For Hawrami, the conflict as actually a proxy dispute about the constitution of Iraq, which is set to be revised. ‘The problem is not the oil law but the constitution itself and we have always said, this is not the place to have the argument, and to change the spirit and fundamentals of the constitution’. However, he later conceded that, ‘Within one year, two, five years, there will be constitutional changes, no doubt about it’.
So how are IOCs hedging their bets in such a politically and legally, not to mention physically, insecure environment? The building of new political and diplomatic relationships with the relevant Iraqi departments is one, depending on existing political and diplomatic relationships with the relevant British governmental departments is another.
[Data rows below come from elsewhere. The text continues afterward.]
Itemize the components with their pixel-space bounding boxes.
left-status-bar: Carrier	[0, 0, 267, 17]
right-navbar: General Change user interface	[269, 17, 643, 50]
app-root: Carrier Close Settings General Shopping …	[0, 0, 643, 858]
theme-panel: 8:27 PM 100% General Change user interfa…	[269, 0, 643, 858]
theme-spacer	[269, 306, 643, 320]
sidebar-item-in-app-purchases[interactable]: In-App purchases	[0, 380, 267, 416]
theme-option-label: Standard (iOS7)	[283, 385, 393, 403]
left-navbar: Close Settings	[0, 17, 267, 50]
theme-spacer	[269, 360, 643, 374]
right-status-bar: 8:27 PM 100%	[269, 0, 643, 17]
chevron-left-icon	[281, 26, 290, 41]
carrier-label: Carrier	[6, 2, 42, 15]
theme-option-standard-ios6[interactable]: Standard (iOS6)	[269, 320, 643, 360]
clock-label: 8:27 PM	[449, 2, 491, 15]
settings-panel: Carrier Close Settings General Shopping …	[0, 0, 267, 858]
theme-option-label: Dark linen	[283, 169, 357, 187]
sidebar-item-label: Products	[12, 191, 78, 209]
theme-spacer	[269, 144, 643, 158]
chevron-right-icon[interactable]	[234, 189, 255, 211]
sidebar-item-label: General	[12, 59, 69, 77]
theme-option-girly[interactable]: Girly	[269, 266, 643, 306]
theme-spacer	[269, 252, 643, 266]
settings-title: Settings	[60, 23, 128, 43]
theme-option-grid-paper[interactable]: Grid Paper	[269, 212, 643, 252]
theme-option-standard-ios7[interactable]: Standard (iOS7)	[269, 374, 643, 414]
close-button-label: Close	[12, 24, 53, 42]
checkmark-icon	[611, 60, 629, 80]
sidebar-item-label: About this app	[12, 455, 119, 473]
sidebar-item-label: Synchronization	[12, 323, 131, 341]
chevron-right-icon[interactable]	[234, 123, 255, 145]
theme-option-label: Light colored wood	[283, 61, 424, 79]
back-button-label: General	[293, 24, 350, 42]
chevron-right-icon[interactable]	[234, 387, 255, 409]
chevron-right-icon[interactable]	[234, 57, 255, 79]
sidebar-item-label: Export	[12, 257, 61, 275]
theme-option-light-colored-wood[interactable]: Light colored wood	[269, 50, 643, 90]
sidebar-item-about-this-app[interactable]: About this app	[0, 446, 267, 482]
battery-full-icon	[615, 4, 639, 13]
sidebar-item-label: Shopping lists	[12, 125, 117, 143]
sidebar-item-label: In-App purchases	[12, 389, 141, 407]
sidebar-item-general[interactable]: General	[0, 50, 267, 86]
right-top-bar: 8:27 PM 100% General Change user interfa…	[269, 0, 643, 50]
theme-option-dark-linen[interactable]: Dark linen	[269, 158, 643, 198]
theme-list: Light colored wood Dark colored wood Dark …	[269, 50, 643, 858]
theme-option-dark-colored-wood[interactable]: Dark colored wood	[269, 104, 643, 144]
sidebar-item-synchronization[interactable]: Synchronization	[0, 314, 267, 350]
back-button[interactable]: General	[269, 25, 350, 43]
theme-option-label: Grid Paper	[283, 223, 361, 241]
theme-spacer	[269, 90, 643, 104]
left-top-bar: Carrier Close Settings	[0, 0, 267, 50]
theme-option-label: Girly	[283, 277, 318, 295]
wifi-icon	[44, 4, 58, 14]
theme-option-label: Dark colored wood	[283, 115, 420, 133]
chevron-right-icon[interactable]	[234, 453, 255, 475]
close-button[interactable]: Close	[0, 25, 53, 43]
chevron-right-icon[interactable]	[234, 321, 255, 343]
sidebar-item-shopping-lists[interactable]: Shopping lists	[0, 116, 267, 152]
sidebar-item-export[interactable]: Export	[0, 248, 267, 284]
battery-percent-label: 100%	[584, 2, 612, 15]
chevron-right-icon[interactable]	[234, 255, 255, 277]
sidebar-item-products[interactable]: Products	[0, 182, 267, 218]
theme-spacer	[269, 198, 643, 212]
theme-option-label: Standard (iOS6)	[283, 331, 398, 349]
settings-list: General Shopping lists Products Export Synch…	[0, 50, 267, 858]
Attendees at Middle East Energy admitted that many former diplomats now work for Private Military Security Companies, contributing their knowledge of war zones to the intelligence and risk analysis portfolios of PMSCs in Iraq. Despite the FCO stating, ‘We have not offered strategic support to PMSCs’ it appears PMSCs have it through former diplomats working in their ranks. For example, Rob Sherwin, who worked as a Middle East Business Development advisor for Shell, before moving on to work as a Middle East Economic Advisor for the FCO, now works for Control Risks Group.
The UK’s Treasury, Department for International Development, Foreign Office, UK Trade and Investment, Ministry of Defence, and the Department for Business Enterprise and Regulatory Reform all have staff working on Iraqi energy sector-related security and commercial issues.
It appears that other countries’ economies are still very much the province of the political and economic agendas of this government. A militarised free market fundamentalism hides behind the seemingly benign mantras of ‘economic and regulatory reform’, backed up by tanks, F16s and civil servants.
‘Middle East Economic / Energy Advisors’ have frequently been drawn from almost identical posts in companies such as Shell, with Rob Sherwin’s replacement James Husemeyer being no exception. Prior to joining the FCO, he worked as an advisor within Shell’s Global Security Team. The revolving door between the FCO, British Oil Companies and now Private Military Security Companies looks set to be in full swing, fuelled by the back-draft of the Iraq war.
But there is resistance, in the Iraqi civil society backlash against UK-US led plans to privatise Iraqi oil. This is being taken up and spread around the world by human rights activists.
The Hands Off Iraqi Oil campaign held its first international day of action on February 23rd Protests against Shell and BP took place in US, Netherlands and UK. 25 towns and cities took part in the UK. Petrol stations were occupied, shut down, climbed-upon and picketed. As the efforts of the British government and oil companies to control Iraqi oil plough on, so does the grassroots resistance to them. The fact that such a hard-lobbied for oil law cannot be passed, is testament to the growing movement against it.